Seperti diberitakan, hasil pemeriksaan Badan Pemeriksa Keuangan (BPK) terhadap belanja daerah tahun anggaran 2009 dan 2010, ditemukan ketidakjelasan penggunaan dana yang nilainya mencapai miliaran rupiah.
Di dokumen hasil pemeriksaan terlihat bahwa temuan penyimpangan terbesar menyangkut pertanggungjawaban belanja penunjang kegiatan reses DPRD Provinsi Sumut TA 2010, yakni diragukan kebenarannya sebesar Rp4.297.364.500,00 dan berindikasi merugikan keuangan daerah minimal Rp913, 36 juta.
Terkait banyaknya terjadi kebobolan di anggaran Sumut tahun 2010 lalu, Pelaksana Tugas (Plt) Gubsu Gatot Pujo Nugroho hanya menjawab, akan melakukan koreksi untuk ke depannya.
“Itu koreksi bagi kita. Ya akan kita tindak lanjuti. Itu sampai semester pertama 2011 kan,” katanya usai Rapat Paripurna DPRD Sumut Laporan Keterangan Pertanggungjawab (LKPj) Gubernur, di gedung dewan, kemarin.
Tindak lanjut seperti apa? Mengenai hal itu, Gatot mengaku, masih akan meminta laporan BPK tersebut secara tertulis untuk kemudian ditelaah.
“Kemudian kita mau lihat laporan tertulis dulu, baru kemudian akan jadi kajian dari Biro Keuangan dengan Sekda bersama-sama dengan saya, untuk melakukan kajian,” jawabnya lagi.
Saat pembacaan nota jawaban atas pandangan fraksi DPRD Sumutterhadap LKPj, Gatot berjanji memperbaiki pengelolaan leuangan di Pemprovsu. Caranya, menerapkan paradigma pengelolaan keuangan daerah dengan basis kinerja bersistem value for money. Sistem tersebut menerapkan prinsip ekonomis, efisiensi, dan efektif sehingga daya serap APBD bisa lebih baik dan dilaksanakan sesuai ketentuan.
Hal itu mengacu jawaban Pelaksana Tugas (Plt) Gubernur Gatot Pujo Nugroho, dalam nota jawaban atas pandangan fraksi DPRD Sumut, khususnya Fraksi Golkar, terhadap Laporan Keterangan Pertanggungjawab (LKPj) Gubernur di DPRD Sumut, Kamis (6/10).

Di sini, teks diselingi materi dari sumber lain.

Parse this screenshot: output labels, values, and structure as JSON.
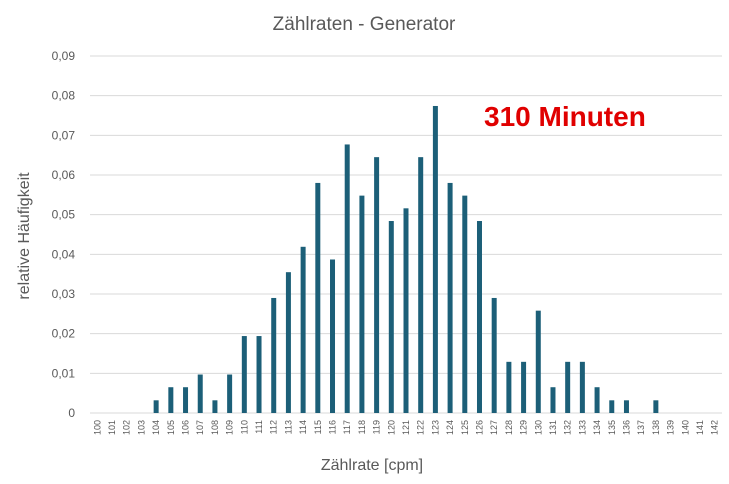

Pertanyaan Fraksi Partai Golkar yaitu tentang tidak tercapainya target retribusi daerah yang tidak sesuai dengan UU tentang Pajak Daerah.
“Kondisi itu disebabkan tarif yang diatur dalam perda tidak sesuai lagi dengan kondisi perekonomian saat ini. Karena itu, pada tahun anggaran 2012, diharapkan penetapan tarif retribusi daerah sudah dapat disesuaikan dengan UU tentang Pajak daerah,” jawabnya.

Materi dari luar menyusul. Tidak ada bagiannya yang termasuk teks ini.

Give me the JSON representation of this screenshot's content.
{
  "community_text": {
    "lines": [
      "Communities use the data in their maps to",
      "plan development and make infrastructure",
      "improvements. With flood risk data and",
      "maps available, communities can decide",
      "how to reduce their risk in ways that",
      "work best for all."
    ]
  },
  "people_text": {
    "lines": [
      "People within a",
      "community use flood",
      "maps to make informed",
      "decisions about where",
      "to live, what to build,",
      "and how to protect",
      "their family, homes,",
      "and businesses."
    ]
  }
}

Terkait pendapat Fraksi Partai Demokrat yang tentang perlunya kajian mendasar untuk merestrukturisasi APBD, Gatot menyatakan kesepakatannya.
Menyangkut Sisa Lebih Penggunaan Anggaran (Silpa), Gatot menyatakan, keberadaan atau munculnya persoalan itu tergantung dari situasi dan kondisi. Artinya, hal itu akan diupayakan terus agar APBD yang ditetapkan tepat waktu dapat dimanfaatkan tepat sasaran.
Gatot juga menerangkan mengenai ketersediaan pupuk untuk petani. Untuk hal itu, Gatot menyatakan, kebutuhan dalam bercocok tanam itu telah tersedia baik di tingkat distributor, mau pun kios pengecer.
Namun Gatot juga tidak memungkiri, masih ditemukan penyaluran pupuk bersubsidi yang tidak tepat waktu disebabkan keterlambatan dalam pengiriman.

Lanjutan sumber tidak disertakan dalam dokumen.